A l’issue du dialogue de deux jours tenu à Diamnadio, Macky Sall et ceux qui ont pris part à cette rencontre ont massivement proposé le mois de Mai pour la tenue de la présidentielle. Une élection qui devrait alors se tenir après le départ de Macky Sall le 02 Avril prochain.

C’est cette proposition largement rejetée par de nombreuses corporations notamment Aar sunu élection, la coalition des 16 candidats à la présidentielle et l’église qui a soumise à l’appréciation du conseil constitutionnel.

Ce matin, le quotidien sénégalais « Enquête » informe que ce conseil aurait dit non à cette proposition en mettant sa position d’une organisation par Macky Sall de la présidentielle dans les meilleurs délais c’est-à-dire avant le 02 Avril.
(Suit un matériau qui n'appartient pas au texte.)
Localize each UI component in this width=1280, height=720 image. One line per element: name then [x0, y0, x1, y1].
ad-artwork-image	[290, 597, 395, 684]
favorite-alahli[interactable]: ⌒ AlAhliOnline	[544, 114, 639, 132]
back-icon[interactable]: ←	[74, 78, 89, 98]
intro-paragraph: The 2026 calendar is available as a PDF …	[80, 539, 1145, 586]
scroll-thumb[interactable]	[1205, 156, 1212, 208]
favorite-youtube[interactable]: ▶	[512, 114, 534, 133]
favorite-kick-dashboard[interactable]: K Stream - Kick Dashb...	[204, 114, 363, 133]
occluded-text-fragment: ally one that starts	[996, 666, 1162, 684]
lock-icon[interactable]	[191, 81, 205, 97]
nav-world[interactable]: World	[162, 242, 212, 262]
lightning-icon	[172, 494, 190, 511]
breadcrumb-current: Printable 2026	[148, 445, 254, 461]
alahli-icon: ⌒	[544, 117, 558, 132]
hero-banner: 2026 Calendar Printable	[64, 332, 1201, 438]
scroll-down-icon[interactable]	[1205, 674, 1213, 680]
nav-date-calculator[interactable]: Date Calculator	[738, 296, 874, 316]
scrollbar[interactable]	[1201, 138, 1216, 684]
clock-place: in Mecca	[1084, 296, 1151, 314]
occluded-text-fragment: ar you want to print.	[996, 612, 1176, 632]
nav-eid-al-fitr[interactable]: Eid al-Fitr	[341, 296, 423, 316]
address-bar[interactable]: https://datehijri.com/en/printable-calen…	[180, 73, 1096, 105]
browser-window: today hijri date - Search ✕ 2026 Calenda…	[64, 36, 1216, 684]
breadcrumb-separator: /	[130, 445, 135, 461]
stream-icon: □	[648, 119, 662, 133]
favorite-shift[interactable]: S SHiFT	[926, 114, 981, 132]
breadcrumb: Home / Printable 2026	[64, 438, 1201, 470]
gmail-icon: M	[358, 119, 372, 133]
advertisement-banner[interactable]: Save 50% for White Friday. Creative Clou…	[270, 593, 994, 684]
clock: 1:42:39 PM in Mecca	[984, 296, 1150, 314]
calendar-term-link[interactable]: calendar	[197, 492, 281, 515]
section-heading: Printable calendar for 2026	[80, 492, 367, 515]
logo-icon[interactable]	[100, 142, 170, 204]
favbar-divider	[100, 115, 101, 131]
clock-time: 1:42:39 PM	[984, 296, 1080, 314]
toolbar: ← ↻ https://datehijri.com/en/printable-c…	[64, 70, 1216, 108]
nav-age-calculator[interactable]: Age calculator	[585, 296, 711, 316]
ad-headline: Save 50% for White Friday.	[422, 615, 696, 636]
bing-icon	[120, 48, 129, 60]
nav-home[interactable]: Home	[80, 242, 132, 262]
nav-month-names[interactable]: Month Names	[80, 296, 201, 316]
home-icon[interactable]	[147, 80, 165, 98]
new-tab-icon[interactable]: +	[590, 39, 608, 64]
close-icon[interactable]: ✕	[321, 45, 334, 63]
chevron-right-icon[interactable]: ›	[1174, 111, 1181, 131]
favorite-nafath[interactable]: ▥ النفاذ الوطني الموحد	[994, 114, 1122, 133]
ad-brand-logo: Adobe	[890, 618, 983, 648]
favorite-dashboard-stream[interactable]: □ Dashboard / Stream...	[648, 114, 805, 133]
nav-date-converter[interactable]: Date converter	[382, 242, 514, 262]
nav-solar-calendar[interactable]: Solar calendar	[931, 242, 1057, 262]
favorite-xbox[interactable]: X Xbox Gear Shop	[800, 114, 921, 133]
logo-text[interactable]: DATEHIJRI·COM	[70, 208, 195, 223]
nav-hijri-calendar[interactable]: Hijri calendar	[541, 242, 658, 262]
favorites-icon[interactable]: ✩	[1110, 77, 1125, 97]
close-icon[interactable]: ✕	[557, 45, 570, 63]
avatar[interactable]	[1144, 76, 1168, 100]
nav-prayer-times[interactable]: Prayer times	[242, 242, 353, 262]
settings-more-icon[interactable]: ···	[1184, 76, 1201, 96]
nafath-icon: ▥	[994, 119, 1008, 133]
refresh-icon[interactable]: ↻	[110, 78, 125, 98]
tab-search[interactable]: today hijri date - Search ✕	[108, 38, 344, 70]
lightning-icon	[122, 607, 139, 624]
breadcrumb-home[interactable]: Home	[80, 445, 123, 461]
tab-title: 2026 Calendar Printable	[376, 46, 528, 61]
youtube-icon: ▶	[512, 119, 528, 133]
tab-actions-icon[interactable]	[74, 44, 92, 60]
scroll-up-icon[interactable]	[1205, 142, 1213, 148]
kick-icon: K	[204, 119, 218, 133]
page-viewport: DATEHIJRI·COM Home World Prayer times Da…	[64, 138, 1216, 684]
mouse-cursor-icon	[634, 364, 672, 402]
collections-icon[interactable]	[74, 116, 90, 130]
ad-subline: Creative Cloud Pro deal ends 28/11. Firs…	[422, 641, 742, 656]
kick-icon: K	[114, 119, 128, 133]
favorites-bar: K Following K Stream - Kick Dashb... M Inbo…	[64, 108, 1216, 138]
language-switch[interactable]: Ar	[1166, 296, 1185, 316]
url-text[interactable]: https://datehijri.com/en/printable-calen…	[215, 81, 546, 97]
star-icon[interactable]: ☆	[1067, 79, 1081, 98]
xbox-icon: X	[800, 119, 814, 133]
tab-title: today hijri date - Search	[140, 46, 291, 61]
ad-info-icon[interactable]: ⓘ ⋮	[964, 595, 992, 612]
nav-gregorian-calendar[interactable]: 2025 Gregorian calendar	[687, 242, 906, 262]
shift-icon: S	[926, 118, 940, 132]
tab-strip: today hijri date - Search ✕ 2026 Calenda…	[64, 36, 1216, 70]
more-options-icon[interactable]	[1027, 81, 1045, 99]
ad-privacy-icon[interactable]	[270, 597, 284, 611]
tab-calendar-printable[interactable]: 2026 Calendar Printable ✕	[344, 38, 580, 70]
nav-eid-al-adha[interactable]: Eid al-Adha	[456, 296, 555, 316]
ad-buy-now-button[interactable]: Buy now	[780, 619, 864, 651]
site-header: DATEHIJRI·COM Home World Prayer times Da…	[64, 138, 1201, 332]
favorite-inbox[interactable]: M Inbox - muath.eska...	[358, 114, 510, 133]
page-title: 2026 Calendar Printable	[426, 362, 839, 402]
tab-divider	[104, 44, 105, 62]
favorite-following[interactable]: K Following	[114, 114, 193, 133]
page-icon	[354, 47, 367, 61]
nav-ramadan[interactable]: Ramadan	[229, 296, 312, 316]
L’autre proposition invalidée par le conseil selon le journal est la volonté de Macky et des « dialogueurs » de revoir la candidature de Karim Wade du PDS.
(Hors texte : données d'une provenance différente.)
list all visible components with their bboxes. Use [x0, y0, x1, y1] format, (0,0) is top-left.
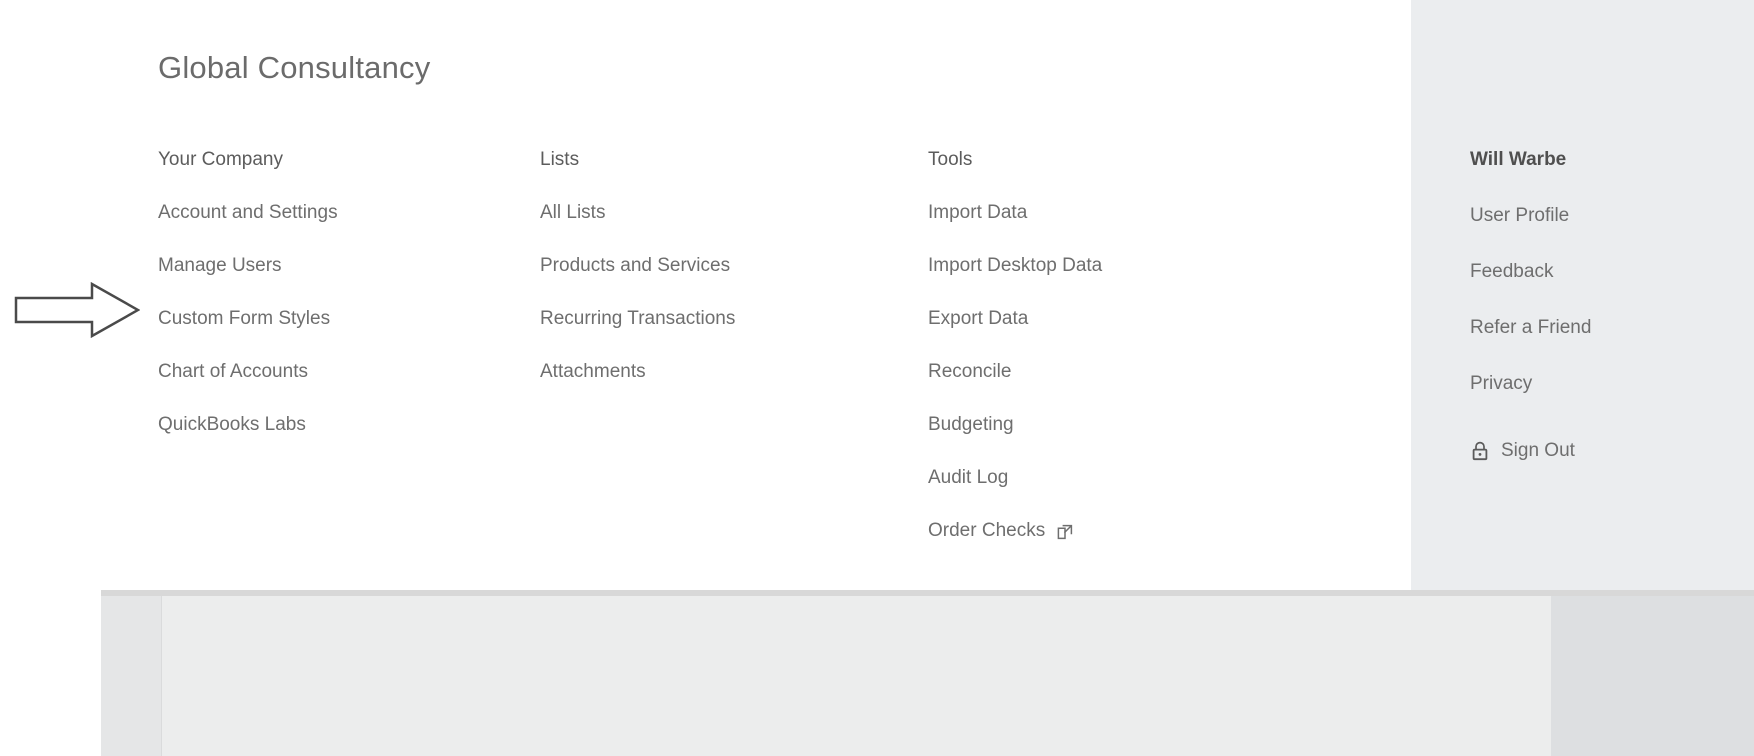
- user-name: Will Warbe: [1470, 149, 1567, 170]
- page-title: Global Consultancy: [158, 50, 431, 85]
- panel-item-refer-a-friend[interactable]: Refer a Friend: [1470, 318, 1591, 338]
- lock-icon: [1470, 440, 1490, 462]
- menu-item-import-data[interactable]: Import Data: [928, 203, 1027, 223]
- menu-item-label: Budgeting: [928, 414, 1014, 435]
- panel-item-feedback[interactable]: Feedback: [1470, 262, 1553, 282]
- app-frame: Global Consultancy Your Company Account …: [0, 0, 1754, 756]
- menu-item-label: Products and Services: [540, 255, 731, 276]
- right-content-area: [1551, 596, 1754, 756]
- menu-item-label: Chart of Accounts: [158, 361, 308, 382]
- menu-item-label: Export Data: [928, 308, 1029, 329]
- column-heading-your-company: Your Company: [158, 149, 283, 170]
- menu-item-custom-form-styles[interactable]: Custom Form Styles: [158, 309, 330, 329]
- external-link-icon: [1056, 523, 1074, 541]
- panel-item-label: Privacy: [1470, 373, 1533, 394]
- menu-column-your-company: Your Company Account and Settings Manage…: [158, 150, 538, 435]
- menu-item-quickbooks-labs[interactable]: QuickBooks Labs: [158, 415, 306, 435]
- menu-item-label: Import Desktop Data: [928, 255, 1103, 276]
- menu-item-import-desktop-data[interactable]: Import Desktop Data: [928, 256, 1102, 276]
- menu-item-reconcile[interactable]: Reconcile: [928, 362, 1011, 382]
- menu-item-label: Reconcile: [928, 361, 1012, 382]
- menu-item-label: Recurring Transactions: [540, 308, 736, 329]
- menu-item-products-and-services[interactable]: Products and Services: [540, 256, 730, 276]
- menu-item-label: Manage Users: [158, 255, 282, 276]
- menu-item-chart-of-accounts[interactable]: Chart of Accounts: [158, 362, 308, 382]
- menu-item-label: Audit Log: [928, 467, 1009, 488]
- sign-out-button[interactable]: Sign Out: [1470, 440, 1575, 462]
- panel-item-label: User Profile: [1470, 205, 1570, 226]
- menu-item-label: All Lists: [540, 202, 606, 223]
- menu-item-label: Import Data: [928, 202, 1028, 223]
- menu-item-audit-log[interactable]: Audit Log: [928, 468, 1008, 488]
- menu-column-tools: Tools Import Data Import Desktop Data Ex…: [928, 150, 1258, 541]
- panel-item-label: Feedback: [1470, 261, 1554, 282]
- menu-item-account-and-settings[interactable]: Account and Settings: [158, 203, 338, 223]
- menu-item-budgeting[interactable]: Budgeting: [928, 415, 1014, 435]
- column-heading-tools: Tools: [928, 149, 973, 170]
- menu-item-recurring-transactions[interactable]: Recurring Transactions: [540, 309, 735, 329]
- panel-item-user-profile[interactable]: User Profile: [1470, 206, 1569, 226]
- user-account-panel-content: Will Warbe User Profile Feedback Refer a…: [1470, 150, 1740, 462]
- menu-item-label: Attachments: [540, 361, 646, 382]
- right-arrow-annotation: [14, 281, 141, 339]
- menu-column-lists: Lists All Lists Products and Services Re…: [540, 150, 930, 382]
- menu-item-label: Order Checks: [928, 520, 1046, 541]
- main-content-area: [161, 596, 1551, 756]
- menu-item-label: Custom Form Styles: [158, 308, 331, 329]
- panel-item-label: Refer a Friend: [1470, 317, 1592, 338]
- menu-item-export-data[interactable]: Export Data: [928, 309, 1028, 329]
- menu-item-label: QuickBooks Labs: [158, 414, 306, 435]
- user-account-panel: Will Warbe User Profile Feedback Refer a…: [1411, 0, 1754, 590]
- left-navigation-rail: [101, 596, 161, 756]
- panel-item-privacy[interactable]: Privacy: [1470, 374, 1532, 394]
- menu-item-manage-users[interactable]: Manage Users: [158, 256, 282, 276]
- menu-item-attachments[interactable]: Attachments: [540, 362, 646, 382]
- menu-item-order-checks[interactable]: Order Checks: [928, 521, 1074, 541]
- column-heading-lists: Lists: [540, 149, 580, 170]
- menu-item-label: Account and Settings: [158, 202, 338, 223]
- menu-item-all-lists[interactable]: All Lists: [540, 203, 605, 223]
- sign-out-label: Sign Out: [1501, 440, 1575, 461]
Décidément le conseil se dresse face à Macky comme le dernier rempart pour protéger l’exemplaire démocratie sénégalaise. C’est encore lui qui avait dit non au report de la présidentielle au mois de décembre.

Un Scoop ?

Cette information a tout l’air d’un scoop. Dans la plus de vingtaine de quotidiens au Sénégal, c’est le seul qui en a parlé. En cette période où tous les journalistes des plus grands quotidiens ont braqué les regards vers le conseil constitutionnel en y activant leurs sources, le fait que « Enquête » soit le seul journal a parlé d’une décision aussi cruciale et déterminante fait douter certains. Pour d’autres, ce journal connu pour son sérieux n’oserait jamais se compromettre avec une information d’une telle envergure.

En attendant que les autres journaux recoupent à leur niveau, ils se sont en majorité penchés sur les travaux en commission en attendant le vote à l’assemblée nationale de la loi sur l’amnistie.

Entre le rejet de cette loi par Khalifa Sall, l’ancien maire de Dakar et son regroupement le PUR, l’abstinence des députés de l’ex PASTEF de Ousmane Sonko et l’acceptation des députés de la mouvance présidentielle, cette loi divise comme toutes les autres initiatives prises ces derniers temps par le président Macky Sall et son entourage.